With the exception of “Maghera Mountain” or “Bob and Bernie”, one recent composition by Peadar Ó Riada and recorded with Triúr, The Butterfly features many standards of the repertoire like “Ship in Full Sail”, “An Rogaire Dubh” or the title track. As the 4th most popular tune on The Session database, the slip-jig is the piece that perhaps gets the more contemporary treatment. Arranged by Colin Jacobsen, “The Butterfly” beautifully goes to “a place it might never have flown before” in the violinist’s own words. The slow air “Port na bPúcaí” also acquires new depth too when played with five string instruments.

In the 1960s, Irish composer Seán Ó Riada aspired to emulate classical music aesthetics when he formed his new Ceoltóirí Cualann folk ensemble. Playing in concert halls while dressed in white shirts, black suits and dickie bows, Ceoltóirí Cualann moved away from traditional Ceili Band unison playing. The band brought forward an inventive re-orchestration of traditional songs and tunes which included solo sections and variations within a formal ensemble. This approach culminated in 1969 with the landmark Ó Riada sa Gaiety concert which famously opened with O’Neill’s March and which Martin Hayes and Brooklyn Rider exquisitely review in The Butterfly.

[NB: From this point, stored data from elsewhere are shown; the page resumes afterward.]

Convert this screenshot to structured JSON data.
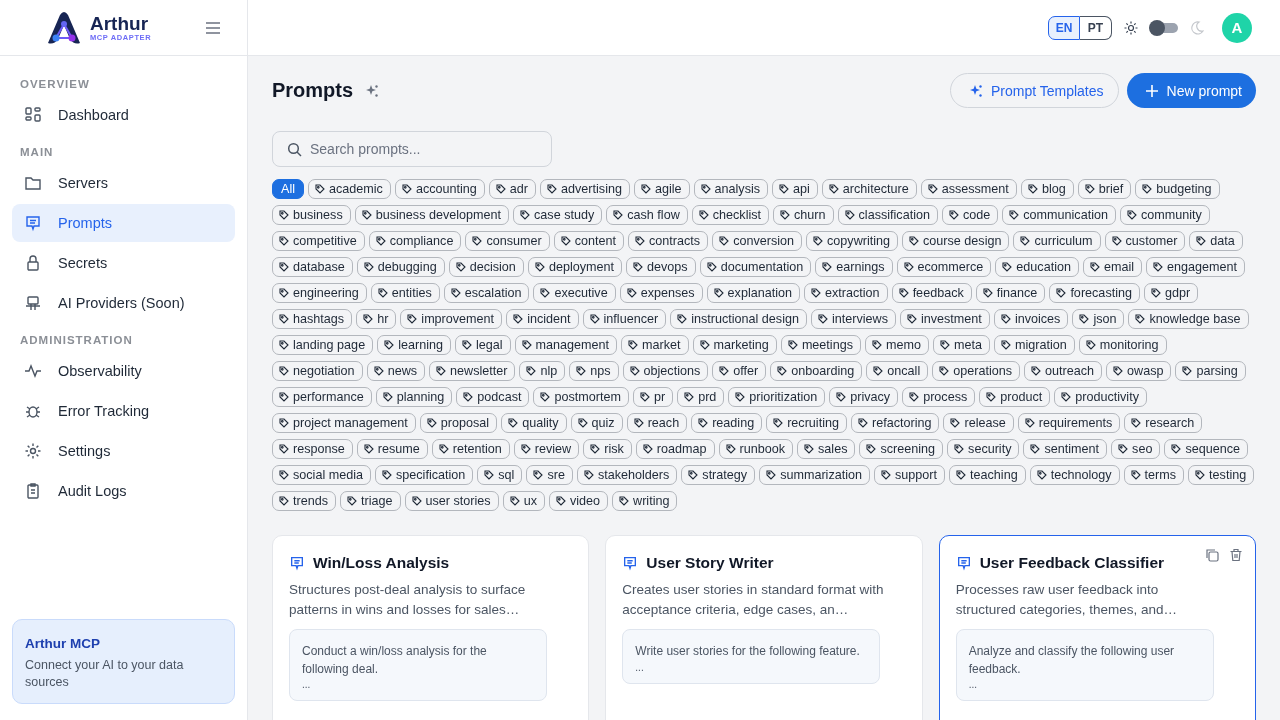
{
  "brand": {
    "name": "Arthur",
    "subtitle": "MCP ADAPTER"
  },
  "sidebar": {
    "sections": [
      {
        "title": "OVERVIEW",
        "items": [
          {
            "label": "Dashboard",
            "selected": false
          }
        ]
      },
      {
        "title": "MAIN",
        "items": [
          {
            "label": "Servers",
            "selected": false
          },
          {
            "label": "Prompts",
            "selected": true
          },
          {
            "label": "Secrets",
            "selected": false
          },
          {
            "label": "AI Providers (Soon)",
            "selected": false
          }
        ]
      },
      {
        "title": "ADMINISTRATION",
        "items": [
          {
            "label": "Observability",
            "selected": false
          },
          {
            "label": "Error Tracking",
            "selected": false
          },
          {
            "label": "Settings",
            "selected": false
          },
          {
            "label": "Audit Logs",
            "selected": false
          }
        ]
      }
    ],
    "promo": {
      "title": "Arthur MCP",
      "text": "Connect your AI to your data sources"
    }
  },
  "header": {
    "languages": [
      {
        "label": "EN",
        "selected": true
      },
      {
        "label": "PT",
        "selected": false
      }
    ],
    "dark_mode": false,
    "avatar": "A"
  },
  "page": {
    "title": "Prompts",
    "templates_button": "Prompt Templates",
    "new_button": "New prompt",
    "search": {
      "placeholder": "Search prompts..."
    }
  },
  "filters": [
    {
      "kind": "all",
      "label": "All",
      "selected": true
    },
    {
      "kind": "tag",
      "label": "academic",
      "selected": false
    },
    {
      "kind": "tag",
      "label": "accounting",
      "selected": false
    },
    {
      "kind": "tag",
      "label": "adr",
      "selected": false
    },
    {
      "kind": "tag",
      "label": "advertising",
      "selected": false
    },
    {
      "kind": "tag",
      "label": "agile",
      "selected": false
    },
    {
      "kind": "tag",
      "label": "analysis",
      "selected": false
    },
    {
      "kind": "tag",
      "label": "api",
      "selected": false
    },
    {
      "kind": "tag",
      "label": "architecture",
      "selected": false
    },
    {
      "kind": "tag",
      "label": "assessment",
      "selected": false
    },
    {
      "kind": "tag",
      "label": "blog",
      "selected": false
    },
    {
      "kind": "tag",
      "label": "brief",
      "selected": false
    },
    {
      "kind": "tag",
      "label": "budgeting",
      "selected": false
    },
    {
      "kind": "tag",
      "label": "business",
      "selected": false
    },
    {
      "kind": "tag",
      "label": "business development",
      "selected": false
    },
    {
      "kind": "tag",
      "label": "case study",
      "selected": false
    },
    {
      "kind": "tag",
      "label": "cash flow",
      "selected": false
    },
    {
      "kind": "tag",
      "label": "checklist",
      "selected": false
    },
    {
      "kind": "tag",
      "label": "churn",
      "selected": false
    },
    {
      "kind": "tag",
      "label": "classification",
      "selected": false
    },
    {
      "kind": "tag",
      "label": "code",
      "selected": false
    },
    {
      "kind": "tag",
      "label": "communication",
      "selected": false
    },
    {
      "kind": "tag",
      "label": "community",
      "selected": false
    },
    {
      "kind": "tag",
      "label": "competitive",
      "selected": false
    },
    {
      "kind": "tag",
      "label": "compliance",
      "selected": false
    },
    {
      "kind": "tag",
      "label": "consumer",
      "selected": false
    },
    {
      "kind": "tag",
      "label": "content",
      "selected": false
    },
    {
      "kind": "tag",
      "label": "contracts",
      "selected": false
    },
    {
      "kind": "tag",
      "label": "conversion",
      "selected": false
    },
    {
      "kind": "tag",
      "label": "copywriting",
      "selected": false
    },
    {
      "kind": "tag",
      "label": "course design",
      "selected": false
    },
    {
      "kind": "tag",
      "label": "curriculum",
      "selected": false
    },
    {
      "kind": "tag",
      "label": "customer",
      "selected": false
    },
    {
      "kind": "tag",
      "label": "data",
      "selected": false
    },
    {
      "kind": "tag",
      "label": "database",
      "selected": false
    },
    {
      "kind": "tag",
      "label": "debugging",
      "selected": false
    },
    {
      "kind": "tag",
      "label": "decision",
      "selected": false
    },
    {
      "kind": "tag",
      "label": "deployment",
      "selected": false
    },
    {
      "kind": "tag",
      "label": "devops",
      "selected": false
    },
    {
      "kind": "tag",
      "label": "documentation",
      "selected": false
    },
    {
      "kind": "tag",
      "label": "earnings",
      "selected": false
    },
    {
      "kind": "tag",
      "label": "ecommerce",
      "selected": false
    },
    {
      "kind": "tag",
      "label": "education",
      "selected": false
    },
    {
      "kind": "tag",
      "label": "email",
      "selected": false
    },
    {
      "kind": "tag",
      "label": "engagement",
      "selected": false
    },
    {
      "kind": "tag",
      "label": "engineering",
      "selected": false
    },
    {
      "kind": "tag",
      "label": "entities",
      "selected": false
    },
    {
      "kind": "tag",
      "label": "escalation",
      "selected": false
    },
    {
      "kind": "tag",
      "label": "executive",
      "selected": false
    },
    {
      "kind": "tag",
      "label": "expenses",
      "selected": false
    },
    {
      "kind": "tag",
      "label": "explanation",
      "selected": false
    },
    {
      "kind": "tag",
      "label": "extraction",
      "selected": false
    },
    {
      "kind": "tag",
      "label": "feedback",
      "selected": false
    },
    {
      "kind": "tag",
      "label": "finance",
      "selected": false
    },
    {
      "kind": "tag",
      "label": "forecasting",
      "selected": false
    },
    {
      "kind": "tag",
      "label": "gdpr",
      "selected": false
    },
    {
      "kind": "tag",
      "label": "hashtags",
      "selected": false
    },
    {
      "kind": "tag",
      "label": "hr",
      "selected": false
    },
    {
      "kind": "tag",
      "label": "improvement",
      "selected": false
    },
    {
      "kind": "tag",
      "label": "incident",
      "selected": false
    },
    {
      "kind": "tag",
      "label": "influencer",
      "selected": false
    },
    {
      "kind": "tag",
      "label": "instructional design",
      "selected": false
    },
    {
      "kind": "tag",
      "label": "interviews",
      "selected": false
    },
    {
      "kind": "tag",
      "label": "investment",
      "selected": false
    },
    {
      "kind": "tag",
      "label": "invoices",
      "selected": false
    },
    {
      "kind": "tag",
      "label": "json",
      "selected": false
    },
    {
      "kind": "tag",
      "label": "knowledge base",
      "selected": false
    },
    {
      "kind": "tag",
      "label": "landing page",
      "selected": false
    },
    {
      "kind": "tag",
      "label": "learning",
      "selected": false
    },
    {
      "kind": "tag",
      "label": "legal",
      "selected": false
    },
    {
      "kind": "tag",
      "label": "management",
      "selected": false
    },
    {
      "kind": "tag",
      "label": "market",
      "selected": false
    },
    {
      "kind": "tag",
      "label": "marketing",
      "selected": false
    },
    {
      "kind": "tag",
      "label": "meetings",
      "selected": false
    },
    {
      "kind": "tag",
      "label": "memo",
      "selected": false
    },
    {
      "kind": "tag",
      "label": "meta",
      "selected": false
    },
    {
      "kind": "tag",
      "label": "migration",
      "selected": false
    },
    {
      "kind": "tag",
      "label": "monitoring",
      "selected": false
    },
    {
      "kind": "tag",
      "label": "negotiation",
      "selected": false
    },
    {
      "kind": "tag",
      "label": "news",
      "selected": false
    },
    {
      "kind": "tag",
      "label": "newsletter",
      "selected": false
    },
    {
      "kind": "tag",
      "label": "nlp",
      "selected": false
    },
    {
      "kind": "tag",
      "label": "nps",
      "selected": false
    },
    {
      "kind": "tag",
      "label": "objections",
      "selected": false
    },
    {
      "kind": "tag",
      "label": "offer",
      "selected": false
    },
    {
      "kind": "tag",
      "label": "onboarding",
      "selected": false
    },
    {
      "kind": "tag",
      "label": "oncall",
      "selected": false
    },
    {
      "kind": "tag",
      "label": "operations",
      "selected": false
    },
    {
      "kind": "tag",
      "label": "outreach",
      "selected": false
    },
    {
      "kind": "tag",
      "label": "owasp",
      "selected": false
    },
    {
      "kind": "tag",
      "label": "parsing",
      "selected": false
    },
    {
      "kind": "tag",
      "label": "performance",
      "selected": false
    },
    {
      "kind": "tag",
      "label": "planning",
      "selected": false
    },
    {
      "kind": "tag",
      "label": "podcast",
      "selected": false
    },
    {
      "kind": "tag",
      "label": "postmortem",
      "selected": false
    },
    {
      "kind": "tag",
      "label": "pr",
      "selected": false
    },
    {
      "kind": "tag",
      "label": "prd",
      "selected": false
    },
    {
      "kind": "tag",
      "label": "prioritization",
      "selected": false
    },
    {
      "kind": "tag",
      "label": "privacy",
      "selected": false
    },
    {
      "kind": "tag",
      "label": "process",
      "selected": false
    },
    {
      "kind": "tag",
      "label": "product",
      "selected": false
    },
    {
      "kind": "tag",
      "label": "productivity",
      "selected": false
    },
    {
      "kind": "tag",
      "label": "project management",
      "selected": false
    },
    {
      "kind": "tag",
      "label": "proposal",
      "selected": false
    },
    {
      "kind": "tag",
      "label": "quality",
      "selected": false
    },
    {
      "kind": "tag",
      "label": "quiz",
      "selected": false
    },
    {
      "kind": "tag",
      "label": "reach",
      "selected": false
    },
    {
      "kind": "tag",
      "label": "reading",
      "selected": false
    },
    {
      "kind": "tag",
      "label": "recruiting",
      "selected": false
    },
    {
      "kind": "tag",
      "label": "refactoring",
      "selected": false
    },
    {
      "kind": "tag",
      "label": "release",
      "selected": false
    },
    {
      "kind": "tag",
      "label": "requirements",
      "selected": false
    },
    {
      "kind": "tag",
      "label": "research",
      "selected": false
    },
    {
      "kind": "tag",
      "label": "response",
      "selected": false
    },
    {
      "kind": "tag",
      "label": "resume",
      "selected": false
    },
    {
      "kind": "tag",
      "label": "retention",
      "selected": false
    },
    {
      "kind": "tag",
      "label": "review",
      "selected": false
    },
    {
      "kind": "tag",
      "label": "risk",
      "selected": false
    },
    {
      "kind": "tag",
      "label": "roadmap",
      "selected": false
    },
    {
      "kind": "tag",
      "label": "runbook",
      "selected": false
    },
    {
      "kind": "tag",
      "label": "sales",
      "selected": false
    },
    {
      "kind": "tag",
      "label": "screening",
      "selected": false
    },
    {
      "kind": "tag",
      "label": "security",
      "selected": false
    },
    {
      "kind": "tag",
      "label": "sentiment",
      "selected": false
    },
    {
      "kind": "tag",
      "label": "seo",
      "selected": false
    },
    {
      "kind": "tag",
      "label": "sequence",
      "selected": false
    },
    {
      "kind": "tag",
      "label": "social media",
      "selected": false
    },
    {
      "kind": "tag",
      "label": "specification",
      "selected": false
    },
    {
      "kind": "tag",
      "label": "sql",
      "selected": false
    },
    {
      "kind": "tag",
      "label": "sre",
      "selected": false
    },
    {
      "kind": "tag",
      "label": "stakeholders",
      "selected": false
    },
    {
      "kind": "tag",
      "label": "strategy",
      "selected": false
    },
    {
      "kind": "tag",
      "label": "summarization",
      "selected": false
    },
    {
      "kind": "tag",
      "label": "support",
      "selected": false
    },
    {
      "kind": "tag",
      "label": "teaching",
      "selected": false
    },
    {
      "kind": "tag",
      "label": "technology",
      "selected": false
    },
    {
      "kind": "tag",
      "label": "terms",
      "selected": false
    },
    {
      "kind": "tag",
      "label": "testing",
      "selected": false
    },
    {
      "kind": "tag",
      "label": "trends",
      "selected": false
    },
    {
      "kind": "tag",
      "label": "triage",
      "selected": false
    },
    {
      "kind": "tag",
      "label": "user stories",
      "selected": false
    },
    {
      "kind": "tag",
      "label": "ux",
      "selected": false
    },
    {
      "kind": "tag",
      "label": "video",
      "selected": false
    },
    {
      "kind": "tag",
      "label": "writing",
      "selected": false
    }
  ],
  "cards": [
    {
      "title": "Win/Loss Analysis",
      "description": "Structures post-deal analysis to surface patterns in wins and losses for sales…",
      "preview": [
        "Conduct a win/loss analysis for the following deal.",
        "..."
      ],
      "selected": false
    },
    {
      "title": "User Story Writer",
      "description": "Creates user stories in standard format with acceptance criteria, edge cases, an…",
      "preview": [
        "Write user stories for the following feature.",
        "..."
      ],
      "selected": false
    },
    {
      "title": "User Feedback Classifier",
      "description": "Processes raw user feedback into structured categories, themes, and…",
      "preview": [
        "Analyze and classify the following user feedback.",
        "..."
      ],
      "selected": true
    }
  ]
}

Since that time, several projects have blended classical orchestration with the music of a traditional soloist – Shaun Davey’s “The Bendan Voyage” for instance with Liam O’Flynn as the solo piper, several orchestral suites composed by Charlie Lennon and Mícheal Ó Súilleabhain with various soloists or Dave Flynn’s Irish Memory Orchestra project. Brooklyn Rider’s collaboration with Martin Hayes sits perfectly within this strand of bold cross-boundary projects that bring “new ideas and fresh energy” to both traditions.